Mike Ashley, the famous deputy executive chairman and founder of Sports Direct, has come under fire for what has been described as “extremely disturbing working practices” at the company with the legality of its insurance schemes also called into question.
A report by the Business, Innovation and Skills (BIS) Select Committee raises concerns about the “voluntary schemes” employed by the agencies Sports Direct had relations with – including their insurance services.

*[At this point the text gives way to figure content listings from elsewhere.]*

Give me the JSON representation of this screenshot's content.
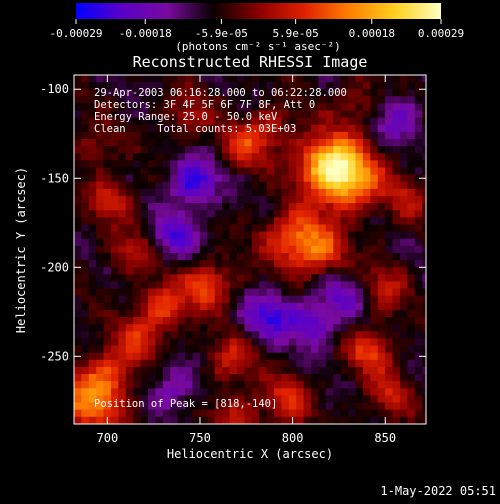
{
  "chart_data": {
    "type": "heatmap",
    "title": "Reconstructed RHESSI Image",
    "xlabel": "Heliocentric X (arcsec)",
    "ylabel": "Heliocentric Y (arcsec)",
    "x_range": [
      682,
      872
    ],
    "y_range": [
      -288,
      -92
    ],
    "x_ticks": [
      700,
      750,
      800,
      850
    ],
    "y_ticks": [
      -100,
      -150,
      -200,
      -250
    ],
    "colorbar": {
      "min": -0.00029,
      "max": 0.00029,
      "tick_values": [
        -0.00029,
        -0.00018,
        -5.9e-05,
        5.9e-05,
        0.00018,
        0.00029
      ],
      "tick_labels": [
        "-0.00029",
        "-0.00018",
        "-5.9e-05",
        "5.9e-05",
        "0.00018",
        "0.00029"
      ],
      "unit_label": "(photons cm⁻² s⁻¹ asec⁻²)",
      "colors": [
        "#0000ff",
        "#5a00c8",
        "#7a0aa0",
        "#0a0000",
        "#8a0000",
        "#e02000",
        "#ff8000",
        "#ffd020",
        "#ffffc0"
      ]
    },
    "annotations": [
      "29-Apr-2003 06:16:28.000 to 06:22:28.000",
      "Detectors: 3F 4F 5F 6F 7F 8F, Att 0",
      "Energy Range: 25.0 - 50.0 keV",
      "Clean     Total counts: 5.03E+03"
    ],
    "peak_label": "Position of Peak = [818,-140]",
    "peak_position": [
      818,
      -140
    ],
    "sources": [
      {
        "x": 818,
        "y": -140,
        "value": 0.00029
      },
      {
        "x": 830,
        "y": -150,
        "value": 0.0002
      },
      {
        "x": 800,
        "y": -182,
        "value": 0.0002
      },
      {
        "x": 815,
        "y": -190,
        "value": 0.00012
      },
      {
        "x": 752,
        "y": -208,
        "value": 0.00018
      },
      {
        "x": 772,
        "y": -130,
        "value": 0.00013
      },
      {
        "x": 786,
        "y": -120,
        "value": 0.0001
      },
      {
        "x": 728,
        "y": -220,
        "value": 0.00016
      },
      {
        "x": 715,
        "y": -238,
        "value": 0.00012
      },
      {
        "x": 700,
        "y": -255,
        "value": 0.0001
      },
      {
        "x": 690,
        "y": -272,
        "value": 0.00022
      },
      {
        "x": 765,
        "y": -250,
        "value": 0.00013
      },
      {
        "x": 795,
        "y": -272,
        "value": 0.00014
      },
      {
        "x": 768,
        "y": -282,
        "value": 0.00011
      },
      {
        "x": 840,
        "y": -245,
        "value": 0.00015
      },
      {
        "x": 850,
        "y": -270,
        "value": 0.00011
      },
      {
        "x": 848,
        "y": -210,
        "value": 0.00011
      },
      {
        "x": 860,
        "y": -160,
        "value": 9e-05
      },
      {
        "x": 700,
        "y": -160,
        "value": 0.00012
      },
      {
        "x": 712,
        "y": -190,
        "value": 0.0001
      },
      {
        "x": 690,
        "y": -130,
        "value": 8e-05
      },
      {
        "x": 742,
        "y": -112,
        "value": 9e-05
      },
      {
        "x": 833,
        "y": -105,
        "value": 8e-05
      }
    ],
    "negative_regions": [
      {
        "x": 745,
        "y": -150,
        "value": -0.00018
      },
      {
        "x": 735,
        "y": -180,
        "value": -0.00014
      },
      {
        "x": 785,
        "y": -225,
        "value": -0.00016
      },
      {
        "x": 808,
        "y": -230,
        "value": -0.00014
      },
      {
        "x": 855,
        "y": -115,
        "value": -0.00011
      },
      {
        "x": 735,
        "y": -265,
        "value": -0.0001
      },
      {
        "x": 825,
        "y": -215,
        "value": -0.0001
      }
    ]
  },
  "timestamp": "1-May-2022 05:51"
}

In its report, the BIS Committee suggests it received a “disturbing picture” of the working practices and business model at Sports Direct with Mr Ashley admitting that workers were paid below the national minimum wage and that the company had become too big for him to control. Reports suggest that workers were punished for drinking water and taking time off when ill, with further allegations that they would be promised permanent contracts in exchange for sexual favours and a number of health and safety concerns, including a story about one woman giving birth in a toilet.
In his notes to accompany the report, Iain Wright MP, Chair of the Business, Innovation and Skills Committee, said: “Whistleblowers, parts of the media and a trade union shone a light on work practices at Sports Direct and what they revealed was extremely disturbing. The evidence we heard points to a business whose working practices are closer to that of a Victorian workhouse than that of a modern, reputable High Street retailer. For this to occur in the UK in 2016 is a serious indictment of the management at Sports Direct and Mike Ashley, as the face of Sports Direct, must be held accountable for these failings.

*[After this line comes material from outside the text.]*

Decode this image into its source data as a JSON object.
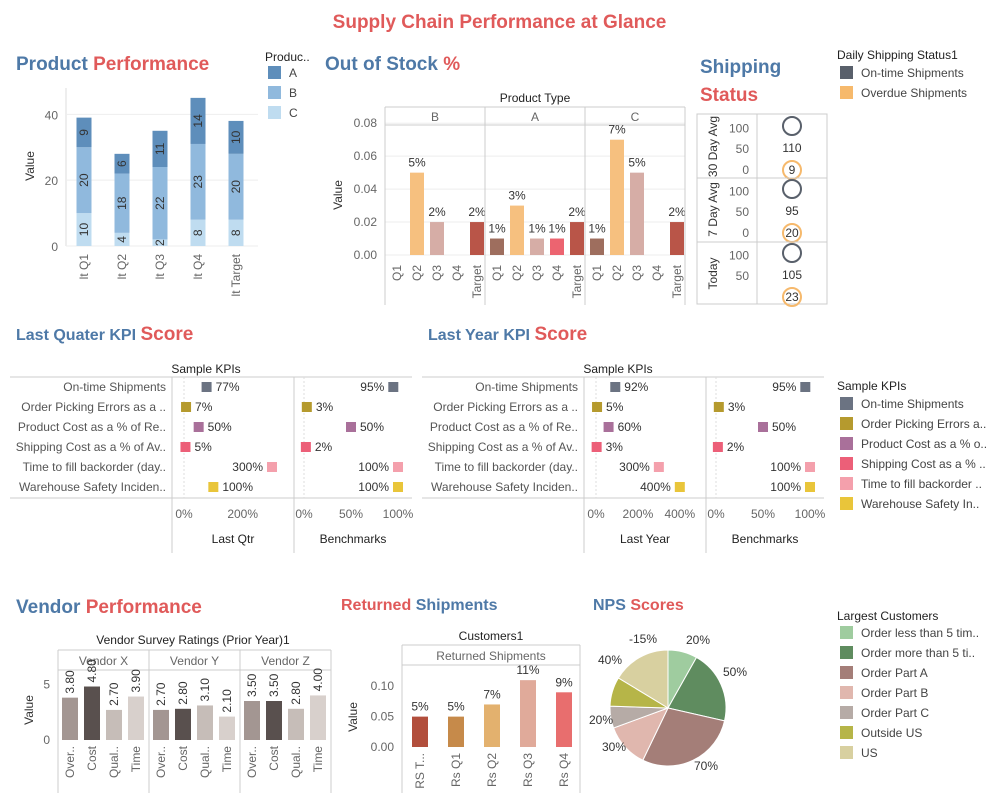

“It’s seems incredible that Mike Ashley, who visits the Shirebrook warehouse at least once a week, was unware of these appalling practices. This suggests Mr Ashley was turning a blind eye to conditions at Sports Direct in the interests of maximising profits or that there are serious corporate governance failings which left him out of the loop in spite of all the evidence.
“Mike Ashley had to be brought kicking and screaming to answer the Committee’s questions about working practices at Sports Direct. To Mr Ashley’s credit, when he gave evidence he was open and willing to engage and he is now setting out some of the steps which Sports Direct needs to take to stop these practices recurring. The continual refusal to appear before our Committee is regrettable, because his public pledges whilst before the Committee to improve working conditions could have been made so much sooner. The Business Committee will visit Shirebrook and will continue to hold Mr Ashley’s feet to the fire, in as constructive a manner as possible, checking on the progress he makes on improving working conditions for workers at his premises.”
The workers at the Shirebrook warehouse are not directly employed by Sports Direct but are actually employed by agencies The Best Connection and Transline Group which the Committee finds Sports Direct has a “strong grip over”.